Championed by Grace Coddington, Céline and Hermès, we chart the rise of the green leaf in fashion
Flowers make plenty of appearances in fashion imagery. Lesser known or celebrated is the green leaf. These striking images of Grace Coddington were taken by Antonio Lopez in 1975 and are currently part of a new exhbition curated by Coddington for Paddle 8 entitled No Clothes. On sale through to May 16, the sale features 35 nude works.
The Coddington/Lopez/palm leaf image is not dissimilar to the autumn/winter 2011 Céline campaign photographed by Juergen Teller. Phoebe Philo and Teller's campaigns for the house have always garnered attention for their standout props, including skateboards, cherry blossom and the aforementioned green foliage, as these simple yet often unusual and unexpected inclusions always provide a modern backdrop rather than fighting for the attention. This season, Philo has demonstrated her continued interest in the green leaf, featuring plants at her autumn/winter 2014 show and installing indoor plants at her new Mount Street London store.
In botanical terms, a leaf is an organ of a vascular plant. Typically they are thin, flattened organs borne above ground and specialised for photosynthesis, but many types of leaves have adapted in ways almost unrecognisable in those terms; some are not flat (for example many succulent leaves and conifers), some grow below ground (such as bulb scales), and some are without major photosynthetic function.
Whilst they don't get as much glory as flowers, there are various interesting references in history and popular culture. For Christians, the first Sunday of Easter is known as Palm Sunday and is a reminder of Jesus Christ’s triumphal entry into Jerusalem to celebrate the Passover, when he rode on a donkey over scattered palm branches. The palm branch was the emblem of Judea and appeared on the coins of the land, symbolizing one of the country’s riches. When Jesus entered Jerusalem, the trees were in bloom, so in covering the way with palm branches, the people were offering a symbol of great value and luxury. But palms were a symbol of necessity, too. To the Jews, palm branches represented a gift from God because of their many uses in the people’s lives. The palm was so important that when countries in the area went to war, they cut away the enemy’s palm branches, causing their enemy to suffer from the loss of food and other necessities.

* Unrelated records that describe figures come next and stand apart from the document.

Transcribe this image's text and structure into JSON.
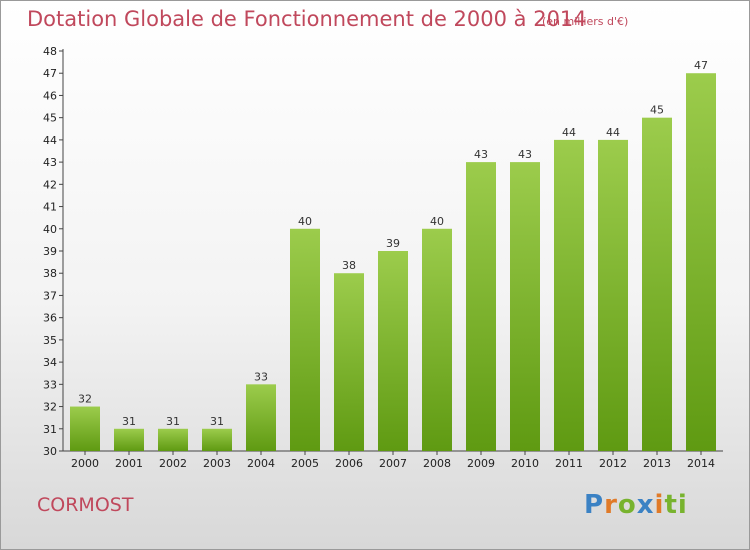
{
  "header": {
    "title": "Dotation Globale de Fonctionnement de 2000 à 2014",
    "subtitle": "(en milliers d'€)"
  },
  "footer": {
    "commune": "CORMOST",
    "logo": [
      "P",
      "r",
      "o",
      "x",
      "i",
      "ti"
    ]
  },
  "colors": {
    "bar_top": "#9ccc4c",
    "bar_bottom": "#5f9a12",
    "accent_text": "#c0485c"
  },
  "chart_data": {
    "type": "bar",
    "title": "Dotation Globale de Fonctionnement de 2000 à 2014",
    "subtitle": "(en milliers d'€)",
    "xlabel": "",
    "ylabel": "",
    "categories": [
      "2000",
      "2001",
      "2002",
      "2003",
      "2004",
      "2005",
      "2006",
      "2007",
      "2008",
      "2009",
      "2010",
      "2011",
      "2012",
      "2013",
      "2014"
    ],
    "values": [
      32,
      31,
      31,
      31,
      33,
      40,
      38,
      39,
      40,
      43,
      43,
      44,
      44,
      45,
      47
    ],
    "ylim": [
      30,
      48
    ],
    "yticks": [
      30,
      31,
      32,
      33,
      34,
      35,
      36,
      37,
      38,
      39,
      40,
      41,
      42,
      43,
      44,
      45,
      46,
      47,
      48
    ],
    "grid": false,
    "legend": "none"
  }
}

Greek mythology also features the famous laurel wreaths, and the French Post-Impressionist painter Henri Rousseau's works featured luscious green plants.

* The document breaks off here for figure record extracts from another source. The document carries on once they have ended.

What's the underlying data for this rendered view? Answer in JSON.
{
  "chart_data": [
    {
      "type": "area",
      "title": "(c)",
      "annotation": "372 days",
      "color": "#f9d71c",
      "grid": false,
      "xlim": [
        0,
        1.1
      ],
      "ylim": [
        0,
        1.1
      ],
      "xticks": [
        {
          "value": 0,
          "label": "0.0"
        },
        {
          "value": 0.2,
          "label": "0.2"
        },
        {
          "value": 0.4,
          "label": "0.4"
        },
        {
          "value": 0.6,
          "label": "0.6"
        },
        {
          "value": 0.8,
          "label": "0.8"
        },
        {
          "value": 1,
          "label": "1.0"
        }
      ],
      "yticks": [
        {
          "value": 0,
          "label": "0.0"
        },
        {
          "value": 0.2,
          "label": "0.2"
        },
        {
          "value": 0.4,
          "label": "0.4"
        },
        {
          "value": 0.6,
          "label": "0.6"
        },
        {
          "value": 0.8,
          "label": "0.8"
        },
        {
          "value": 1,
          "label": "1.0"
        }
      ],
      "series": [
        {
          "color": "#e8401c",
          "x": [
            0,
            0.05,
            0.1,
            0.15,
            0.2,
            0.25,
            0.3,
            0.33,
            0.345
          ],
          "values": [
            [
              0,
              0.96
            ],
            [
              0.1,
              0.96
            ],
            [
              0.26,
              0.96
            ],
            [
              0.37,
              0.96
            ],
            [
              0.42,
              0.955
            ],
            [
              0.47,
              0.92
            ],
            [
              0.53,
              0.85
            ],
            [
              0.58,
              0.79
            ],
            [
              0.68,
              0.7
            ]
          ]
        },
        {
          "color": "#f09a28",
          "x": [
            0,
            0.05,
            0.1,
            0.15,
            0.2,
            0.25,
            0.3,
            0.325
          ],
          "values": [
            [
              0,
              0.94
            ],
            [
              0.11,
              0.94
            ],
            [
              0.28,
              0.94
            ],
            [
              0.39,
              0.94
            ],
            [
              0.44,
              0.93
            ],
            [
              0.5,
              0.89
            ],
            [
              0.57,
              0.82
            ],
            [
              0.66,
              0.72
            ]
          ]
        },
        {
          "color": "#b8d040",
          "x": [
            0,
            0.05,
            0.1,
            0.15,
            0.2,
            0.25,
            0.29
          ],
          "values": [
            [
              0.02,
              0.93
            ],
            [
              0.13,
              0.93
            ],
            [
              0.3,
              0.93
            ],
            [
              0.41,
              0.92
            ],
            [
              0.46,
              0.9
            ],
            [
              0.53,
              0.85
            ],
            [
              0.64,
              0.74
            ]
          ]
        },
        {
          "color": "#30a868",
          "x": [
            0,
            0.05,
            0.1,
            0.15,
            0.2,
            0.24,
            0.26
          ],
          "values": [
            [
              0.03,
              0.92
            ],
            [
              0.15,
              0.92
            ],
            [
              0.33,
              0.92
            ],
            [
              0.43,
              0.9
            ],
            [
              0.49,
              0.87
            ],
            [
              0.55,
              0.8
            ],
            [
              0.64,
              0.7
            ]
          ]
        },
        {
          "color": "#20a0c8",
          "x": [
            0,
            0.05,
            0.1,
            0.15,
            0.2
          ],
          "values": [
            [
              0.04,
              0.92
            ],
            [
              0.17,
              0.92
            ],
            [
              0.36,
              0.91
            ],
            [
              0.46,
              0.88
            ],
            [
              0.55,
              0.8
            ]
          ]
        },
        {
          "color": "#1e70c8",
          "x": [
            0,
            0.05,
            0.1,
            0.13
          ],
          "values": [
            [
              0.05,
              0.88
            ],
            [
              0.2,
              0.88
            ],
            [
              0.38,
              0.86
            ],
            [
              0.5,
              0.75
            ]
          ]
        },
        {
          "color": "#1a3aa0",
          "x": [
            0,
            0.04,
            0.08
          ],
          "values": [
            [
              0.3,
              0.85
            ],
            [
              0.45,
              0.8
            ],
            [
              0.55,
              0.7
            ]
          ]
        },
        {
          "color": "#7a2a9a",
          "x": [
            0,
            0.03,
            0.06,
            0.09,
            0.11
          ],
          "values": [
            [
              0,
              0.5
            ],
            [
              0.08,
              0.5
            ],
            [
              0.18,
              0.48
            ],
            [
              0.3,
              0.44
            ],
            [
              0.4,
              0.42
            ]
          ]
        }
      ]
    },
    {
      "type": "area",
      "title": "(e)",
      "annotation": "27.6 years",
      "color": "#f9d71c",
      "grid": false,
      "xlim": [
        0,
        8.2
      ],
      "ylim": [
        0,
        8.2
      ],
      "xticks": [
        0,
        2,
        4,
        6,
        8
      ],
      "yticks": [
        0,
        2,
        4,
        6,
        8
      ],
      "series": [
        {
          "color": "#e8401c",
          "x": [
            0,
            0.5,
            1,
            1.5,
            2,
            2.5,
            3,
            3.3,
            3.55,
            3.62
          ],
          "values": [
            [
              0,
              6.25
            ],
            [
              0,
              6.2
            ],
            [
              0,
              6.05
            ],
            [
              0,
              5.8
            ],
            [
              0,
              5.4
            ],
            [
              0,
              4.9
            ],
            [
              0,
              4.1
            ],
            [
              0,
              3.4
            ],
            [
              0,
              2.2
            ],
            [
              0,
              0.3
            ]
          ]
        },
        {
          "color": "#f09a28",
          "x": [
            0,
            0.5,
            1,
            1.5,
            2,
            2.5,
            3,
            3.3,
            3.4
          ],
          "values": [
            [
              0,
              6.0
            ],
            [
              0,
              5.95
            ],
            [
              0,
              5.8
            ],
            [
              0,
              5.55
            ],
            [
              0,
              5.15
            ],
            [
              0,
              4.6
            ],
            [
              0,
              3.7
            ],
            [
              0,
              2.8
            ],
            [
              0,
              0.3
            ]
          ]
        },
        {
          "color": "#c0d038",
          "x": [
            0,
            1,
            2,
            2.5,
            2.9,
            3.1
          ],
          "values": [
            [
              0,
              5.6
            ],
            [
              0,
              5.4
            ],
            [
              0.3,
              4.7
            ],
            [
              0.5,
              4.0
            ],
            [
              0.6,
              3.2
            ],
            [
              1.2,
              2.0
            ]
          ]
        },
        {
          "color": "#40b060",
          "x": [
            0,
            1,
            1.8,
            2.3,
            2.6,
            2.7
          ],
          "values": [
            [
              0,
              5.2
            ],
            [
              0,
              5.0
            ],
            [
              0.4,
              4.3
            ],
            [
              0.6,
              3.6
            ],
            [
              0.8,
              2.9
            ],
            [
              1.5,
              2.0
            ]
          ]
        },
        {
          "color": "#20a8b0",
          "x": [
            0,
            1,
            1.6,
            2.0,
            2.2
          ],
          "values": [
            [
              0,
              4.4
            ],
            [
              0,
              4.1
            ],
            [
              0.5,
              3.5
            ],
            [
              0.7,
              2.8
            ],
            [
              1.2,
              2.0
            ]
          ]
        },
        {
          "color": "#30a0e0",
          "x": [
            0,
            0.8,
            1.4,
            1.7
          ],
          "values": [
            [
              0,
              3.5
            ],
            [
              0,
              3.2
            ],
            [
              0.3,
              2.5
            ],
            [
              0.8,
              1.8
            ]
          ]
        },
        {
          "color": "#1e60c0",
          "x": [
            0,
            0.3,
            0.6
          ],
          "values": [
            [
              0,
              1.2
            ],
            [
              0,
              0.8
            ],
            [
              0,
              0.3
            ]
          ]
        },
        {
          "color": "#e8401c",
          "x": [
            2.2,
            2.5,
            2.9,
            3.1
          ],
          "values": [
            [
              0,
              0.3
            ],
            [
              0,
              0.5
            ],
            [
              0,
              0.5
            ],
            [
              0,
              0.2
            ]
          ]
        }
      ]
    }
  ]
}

In the autumn/winter 2012 issue of AnOther Magazine, two shoots featured green leaves – Sarah Burton's Alexander McQueen collection was photographed amid the lush foliage of the Kew Gardens conservatories and Cathy Edwards and Martina Hoogland Ivanow's surrealist story featured girls and house plants eerily and exquisitely intertwined.
For the spring/summer 2013 issue of AnOther Magazine, Ben Toms and Robbie Spencer featured beautiful bonsai in their story. For spring/summer 2014, Hermès celebrated the beauty of green leaves, using them as a backdrop for both their womenswear show and their Metamorphosis campaign.
In August 2013, Malaysian artist Tang Chiew Ling debuted her Fashion Leaf project. "I never thought leaves could be so beautiful. Some of them are full of structures, patterns and lines, there are different colours in a leaf, even in withered leaves. So, I applied them into different types of dresses according to the different types of leaves," she explained.
Of course, the best way to celebrate the beauty of green leaves is to invest in one or a selection of house plants. As well as looking chic, they also have been proven to remove harmful contaminants carried in the air.